As we consider systems, we need to consider both how they will work at small scale, and what will break as they scale up. As I've written before, voting for representative is a process which doesn’t scale well. Opponents of ranked choice voting worry that it only works when people understand it and question whether most people can or will. Similarly, those who oppose a UBI are concerned that small-scale experiments don’t tell us what the ‘universal’ aspect will do. When you give everyone in one village a bunch of money, you're raising their relative wealth compared to the next village over. Many experiments in the western world have given money to a subset of people within a geographical location, raising them up above their peers. Money is frequently positional, such as in tight housing markets, where more money just means higher prices for everyone. Giving everyone a lot of money without increasing housing availability may just be handing that money to landlords, not at all what UBI proponents hope for.
Another dimension that policies must scale across is time. Econ bloggers frequently discuss how child tax credits throughout the western world have done little to increase fertility, without considering that some of these tax credits haven’t been in place for long. A credit that can reasonably be expected to last a long time will change more behavior than one that faces the potential to be revoked at any point. Similarly, UBI experiments face this challenge: people do different things with gift money than with a raise. Few people rent a more expensive apartment in response to an unusual windfall. Raises induce lifestyle creep because we expect them to continue. A temporary UBI experiment where the participants know or suspect that it is temporary is likely to be treated more like a one-time gift than a raise, but a real UBI program is more likely to be treated as a raise. One major concern many have with legislation by executive order, as has become common in the last few decades, is that it doesn’t provide the stability that legislation by Congress does, since executive orders are easily overturned when the other party wins the Presidency.
Scale Antifragility
Some things work better at large scale than small scale. Money and language are some: the more currencies and languages we have and the fewer people who use any one of them, the less useful they are. We lose something beautiful that humans have invented whenever a language disappears, but those who switch to using a common language gain an enormous network to communicate with.
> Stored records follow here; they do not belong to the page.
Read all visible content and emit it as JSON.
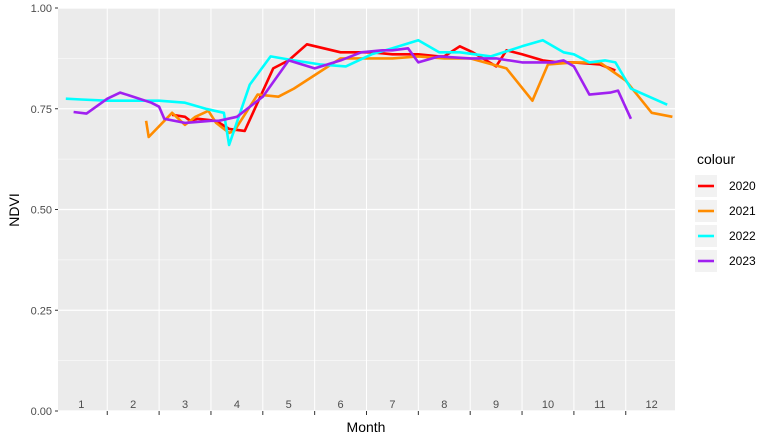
{
  "chart_data": {
    "type": "line",
    "xlabel": "Month",
    "ylabel": "NDVI",
    "xlim": [
      0.55,
      12.45
    ],
    "ylim": [
      0,
      1
    ],
    "y_ticks": [
      "0.00",
      "0.25",
      "0.50",
      "0.75",
      "1.00"
    ],
    "y_tick_values": [
      0,
      0.25,
      0.5,
      0.75,
      1.0
    ],
    "month_labels": [
      "1",
      "2",
      "3",
      "4",
      "5",
      "6",
      "7",
      "8",
      "9",
      "10",
      "11",
      "12"
    ],
    "grid": true,
    "legend": {
      "title": "colour",
      "position": "right"
    },
    "series": [
      {
        "name": "2020",
        "color": "#ff0000",
        "x": [
          2.75,
          3.0,
          3.1,
          3.25,
          3.6,
          3.85,
          4.15,
          4.7,
          5.0,
          5.35,
          6.0,
          6.6,
          7.0,
          7.5,
          7.9,
          8.0,
          8.3,
          8.55,
          9.0,
          9.2,
          9.5,
          9.9,
          10.2,
          10.5,
          11.0,
          11.3
        ],
        "y": [
          0.735,
          0.73,
          0.72,
          0.725,
          0.72,
          0.7,
          0.695,
          0.85,
          0.87,
          0.91,
          0.89,
          0.89,
          0.885,
          0.885,
          0.88,
          0.88,
          0.905,
          0.89,
          0.855,
          0.895,
          0.885,
          0.87,
          0.865,
          0.865,
          0.86,
          0.845
        ]
      },
      {
        "name": "2021",
        "color": "#ff8c00",
        "x": [
          2.25,
          2.3,
          2.75,
          3.0,
          3.2,
          3.45,
          3.6,
          3.85,
          3.95,
          4.4,
          4.8,
          5.1,
          6.0,
          6.6,
          7.0,
          7.5,
          8.0,
          8.5,
          9.2,
          9.7,
          10.0,
          10.5,
          11.0,
          11.5,
          12.0,
          12.4
        ],
        "y": [
          0.72,
          0.68,
          0.74,
          0.71,
          0.73,
          0.745,
          0.715,
          0.69,
          0.695,
          0.785,
          0.78,
          0.8,
          0.875,
          0.875,
          0.875,
          0.88,
          0.875,
          0.875,
          0.85,
          0.77,
          0.86,
          0.865,
          0.865,
          0.82,
          0.74,
          0.73
        ]
      },
      {
        "name": "2022",
        "color": "#00ffff",
        "x": [
          0.7,
          1.0,
          1.5,
          2.0,
          2.5,
          3.0,
          3.4,
          3.75,
          3.85,
          4.25,
          4.65,
          5.1,
          5.6,
          6.1,
          6.6,
          7.0,
          7.5,
          7.9,
          8.3,
          8.9,
          9.5,
          9.9,
          10.3,
          10.5,
          10.8,
          11.1,
          11.3,
          11.6,
          12.3
        ],
        "y": [
          0.775,
          0.773,
          0.77,
          0.77,
          0.77,
          0.765,
          0.75,
          0.74,
          0.66,
          0.81,
          0.88,
          0.87,
          0.86,
          0.855,
          0.885,
          0.9,
          0.92,
          0.89,
          0.89,
          0.88,
          0.905,
          0.92,
          0.89,
          0.885,
          0.865,
          0.87,
          0.865,
          0.8,
          0.76
        ]
      },
      {
        "name": "2023",
        "color": "#a020f0",
        "x": [
          0.85,
          1.1,
          1.5,
          1.75,
          2.0,
          2.35,
          2.5,
          2.6,
          3.0,
          3.5,
          3.65,
          4.0,
          4.5,
          5.0,
          5.5,
          6.0,
          6.4,
          6.8,
          7.0,
          7.3,
          7.5,
          7.9,
          8.5,
          9.0,
          9.5,
          10.1,
          10.3,
          10.5,
          10.8,
          11.2,
          11.35,
          11.6
        ],
        "y": [
          0.742,
          0.738,
          0.775,
          0.79,
          0.78,
          0.765,
          0.755,
          0.725,
          0.715,
          0.72,
          0.72,
          0.73,
          0.78,
          0.87,
          0.85,
          0.87,
          0.89,
          0.895,
          0.895,
          0.9,
          0.865,
          0.88,
          0.875,
          0.875,
          0.865,
          0.865,
          0.87,
          0.855,
          0.785,
          0.79,
          0.795,
          0.725
        ]
      }
    ]
  }
}
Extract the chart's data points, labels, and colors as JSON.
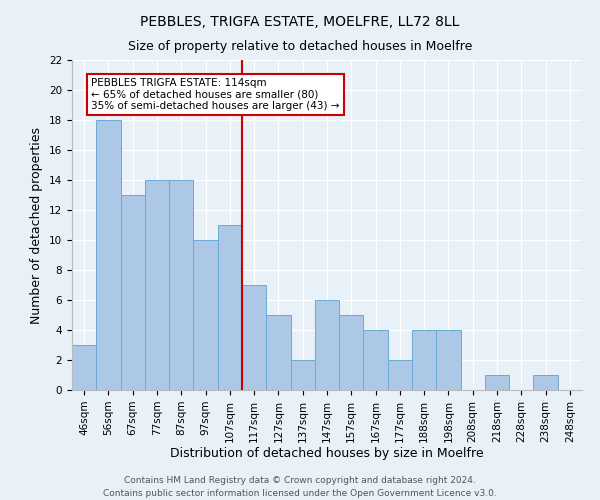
{
  "title": "PEBBLES, TRIGFA ESTATE, MOELFRE, LL72 8LL",
  "subtitle": "Size of property relative to detached houses in Moelfre",
  "xlabel": "Distribution of detached houses by size in Moelfre",
  "ylabel": "Number of detached properties",
  "bin_labels": [
    "46sqm",
    "56sqm",
    "67sqm",
    "77sqm",
    "87sqm",
    "97sqm",
    "107sqm",
    "117sqm",
    "127sqm",
    "137sqm",
    "147sqm",
    "157sqm",
    "167sqm",
    "177sqm",
    "188sqm",
    "198sqm",
    "208sqm",
    "218sqm",
    "228sqm",
    "238sqm",
    "248sqm"
  ],
  "counts": [
    3,
    18,
    13,
    14,
    14,
    10,
    11,
    7,
    5,
    2,
    6,
    5,
    4,
    2,
    4,
    4,
    0,
    1,
    0,
    1,
    0
  ],
  "bar_color": "#adc8e6",
  "bar_edgecolor": "#6aaad4",
  "vline_bin": 7,
  "vline_color": "#cc0000",
  "annotation_title": "PEBBLES TRIGFA ESTATE: 114sqm",
  "annotation_line1": "← 65% of detached houses are smaller (80)",
  "annotation_line2": "35% of semi-detached houses are larger (43) →",
  "annotation_box_facecolor": "#ffffff",
  "annotation_box_edgecolor": "#cc0000",
  "ylim": [
    0,
    22
  ],
  "yticks": [
    0,
    2,
    4,
    6,
    8,
    10,
    12,
    14,
    16,
    18,
    20,
    22
  ],
  "footer1": "Contains HM Land Registry data © Crown copyright and database right 2024.",
  "footer2": "Contains public sector information licensed under the Open Government Licence v3.0.",
  "fig_facecolor": "#e8f0f8",
  "ax_facecolor": "#e8f0f8",
  "grid_color": "#ffffff",
  "title_fontsize": 10,
  "subtitle_fontsize": 9,
  "axis_label_fontsize": 9,
  "tick_fontsize": 7.5,
  "footer_fontsize": 6.5,
  "annot_fontsize": 7.5
}
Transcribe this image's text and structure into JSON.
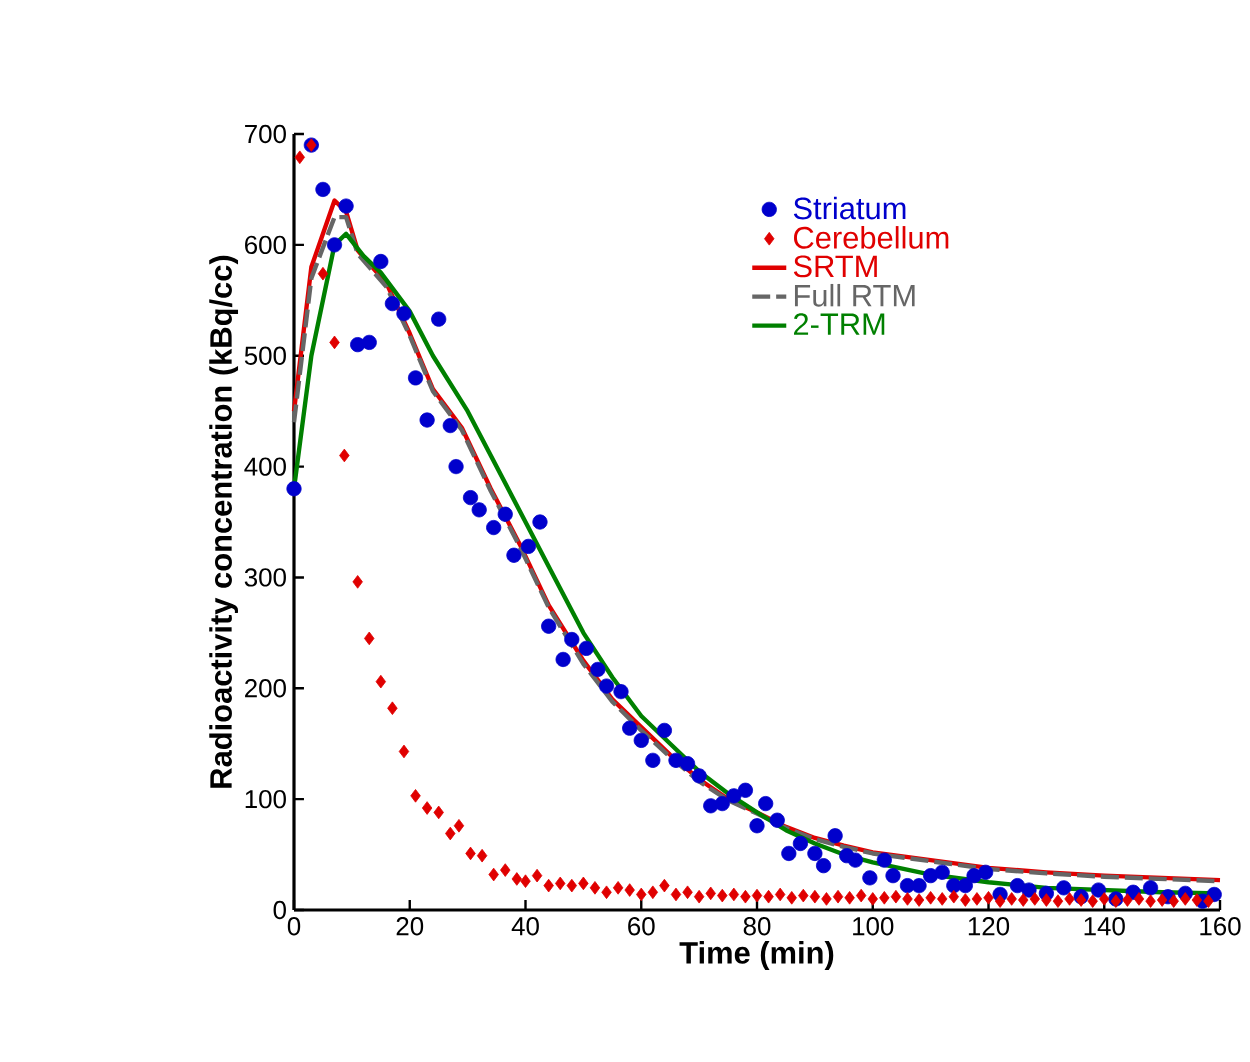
{
  "chart_data": {
    "type": "scatter",
    "xlabel": "Time (min)",
    "ylabel": "Radioactivity concentration (kBq/cc)",
    "xlim": [
      0,
      160
    ],
    "ylim": [
      0,
      700
    ],
    "xticks": [
      0,
      20,
      40,
      60,
      80,
      100,
      120,
      140,
      160
    ],
    "yticks": [
      0,
      100,
      200,
      300,
      400,
      500,
      600,
      700
    ],
    "grid": false,
    "legend": "top right",
    "series": [
      {
        "name": "Striatum",
        "marker": "circle",
        "color": "#0000cc",
        "x": [
          0,
          3,
          5,
          7,
          9,
          11,
          13,
          15,
          17,
          19,
          21,
          23,
          25,
          27,
          28,
          30.5,
          32,
          34.5,
          36.5,
          38,
          40.5,
          42.5,
          44,
          46.5,
          48,
          50.5,
          52.5,
          54,
          56.5,
          58,
          60,
          62,
          64,
          66,
          68,
          70,
          72,
          74,
          76,
          78,
          80,
          81.5,
          83.5,
          85.5,
          87.5,
          90,
          91.5,
          93.5,
          95.5,
          97,
          99.5,
          102,
          103.5,
          106,
          108,
          110,
          112,
          114,
          116,
          117.5,
          119.5,
          122,
          125,
          127,
          130,
          133,
          136,
          139,
          142,
          145,
          148,
          151,
          154,
          157,
          159
        ],
        "values": [
          380,
          690,
          650,
          600,
          635,
          510,
          512,
          585,
          547,
          538,
          480,
          442,
          533,
          437,
          400,
          372,
          361,
          345,
          357,
          320,
          328,
          350,
          256,
          226,
          244,
          236,
          217,
          202,
          197,
          164,
          153,
          135,
          162,
          135,
          132,
          121,
          94,
          96,
          103,
          108,
          76,
          96,
          81,
          51,
          60,
          51,
          40,
          67,
          49,
          45,
          29,
          45,
          31,
          22,
          22,
          31,
          34,
          22,
          22,
          31,
          34,
          14,
          22,
          18,
          15,
          20,
          12,
          18,
          10,
          16,
          20,
          12,
          15,
          8,
          14
        ]
      },
      {
        "name": "Cerebellum",
        "marker": "diamond",
        "color": "#e00000",
        "x": [
          1,
          3,
          5,
          7,
          8.7,
          11,
          13,
          15,
          17,
          19,
          21,
          23,
          25,
          27,
          28.5,
          30.5,
          32.5,
          34.5,
          36.5,
          38.5,
          40,
          42,
          44,
          46,
          48,
          50,
          52,
          54,
          56,
          58,
          60,
          62,
          64,
          66,
          68,
          70,
          72,
          74,
          76,
          78,
          80,
          82,
          84,
          86,
          88,
          90,
          92,
          94,
          96,
          98,
          100,
          102,
          104,
          106,
          108,
          110,
          112,
          114,
          116,
          118,
          120,
          122,
          124,
          126,
          128,
          130,
          132,
          134,
          136,
          138,
          140,
          142,
          144,
          146,
          148,
          150,
          152,
          154,
          156,
          158
        ],
        "values": [
          679,
          690,
          574,
          512,
          410,
          296,
          245,
          206,
          182,
          143,
          103,
          92,
          88,
          69,
          76,
          51,
          49,
          32,
          36,
          28,
          26,
          31,
          22,
          24,
          22,
          24,
          20,
          16,
          20,
          18,
          14,
          16,
          22,
          14,
          16,
          12,
          15,
          13,
          14,
          12,
          13,
          12,
          14,
          11,
          13,
          12,
          10,
          12,
          11,
          13,
          10,
          11,
          12,
          10,
          9,
          11,
          10,
          12,
          9,
          10,
          11,
          8,
          10,
          9,
          10,
          9,
          8,
          10,
          9,
          8,
          10,
          8,
          9,
          10,
          8,
          9,
          8,
          10,
          9,
          8
        ]
      },
      {
        "name": "SRTM",
        "type": "line",
        "line_style": "solid",
        "color": "#e00000",
        "x": [
          0,
          3,
          7,
          9,
          11,
          16,
          20,
          24,
          29,
          34,
          39,
          44,
          50,
          55,
          60,
          65,
          70,
          75,
          80,
          85,
          90,
          95,
          100,
          110,
          120,
          130,
          140,
          150,
          160
        ],
        "values": [
          450,
          580,
          640,
          630,
          595,
          565,
          520,
          470,
          435,
          380,
          330,
          275,
          225,
          190,
          165,
          140,
          118,
          100,
          88,
          75,
          65,
          58,
          52,
          45,
          38,
          34,
          31,
          29,
          27
        ]
      },
      {
        "name": "Full RTM",
        "type": "line",
        "line_style": "dashed",
        "color": "#666666",
        "x": [
          0,
          3,
          7,
          9,
          11,
          16,
          20,
          24,
          29,
          34,
          39,
          44,
          50,
          55,
          60,
          65,
          70,
          75,
          80,
          85,
          90,
          95,
          100,
          110,
          120,
          130,
          140,
          150,
          160
        ],
        "values": [
          440,
          570,
          625,
          625,
          592,
          562,
          518,
          468,
          433,
          378,
          328,
          273,
          222,
          188,
          162,
          138,
          116,
          99,
          87,
          74,
          64,
          57,
          51,
          44,
          37,
          33,
          30,
          28,
          26
        ]
      },
      {
        "name": "2-TRM",
        "type": "line",
        "line_style": "solid",
        "color": "#008000",
        "x": [
          0,
          3,
          7,
          9,
          12,
          15,
          20,
          24,
          30,
          35,
          40,
          45,
          50,
          55,
          60,
          65,
          70,
          75,
          80,
          85,
          90,
          95,
          100,
          110,
          120,
          130,
          140,
          150,
          160
        ],
        "values": [
          380,
          500,
          600,
          610,
          590,
          575,
          540,
          500,
          450,
          400,
          350,
          300,
          250,
          210,
          175,
          150,
          125,
          105,
          88,
          72,
          60,
          50,
          43,
          32,
          25,
          20,
          18,
          16,
          15
        ]
      }
    ]
  }
}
Markets work better at what they’re good at (ignoring externalities, which is perhaps what they’re best at) with larger scale. Economists talk about thick markets (lots of participants) and thin markets (few), and thin markets are much more likely to be “mispriced.”
As we evaluate governance technologies and policies, we should look for those that are better at scale. We should remember that not hundreds of thousands, but millions of people will be using and abusing them if we ever come to rely on them as real parts of our system.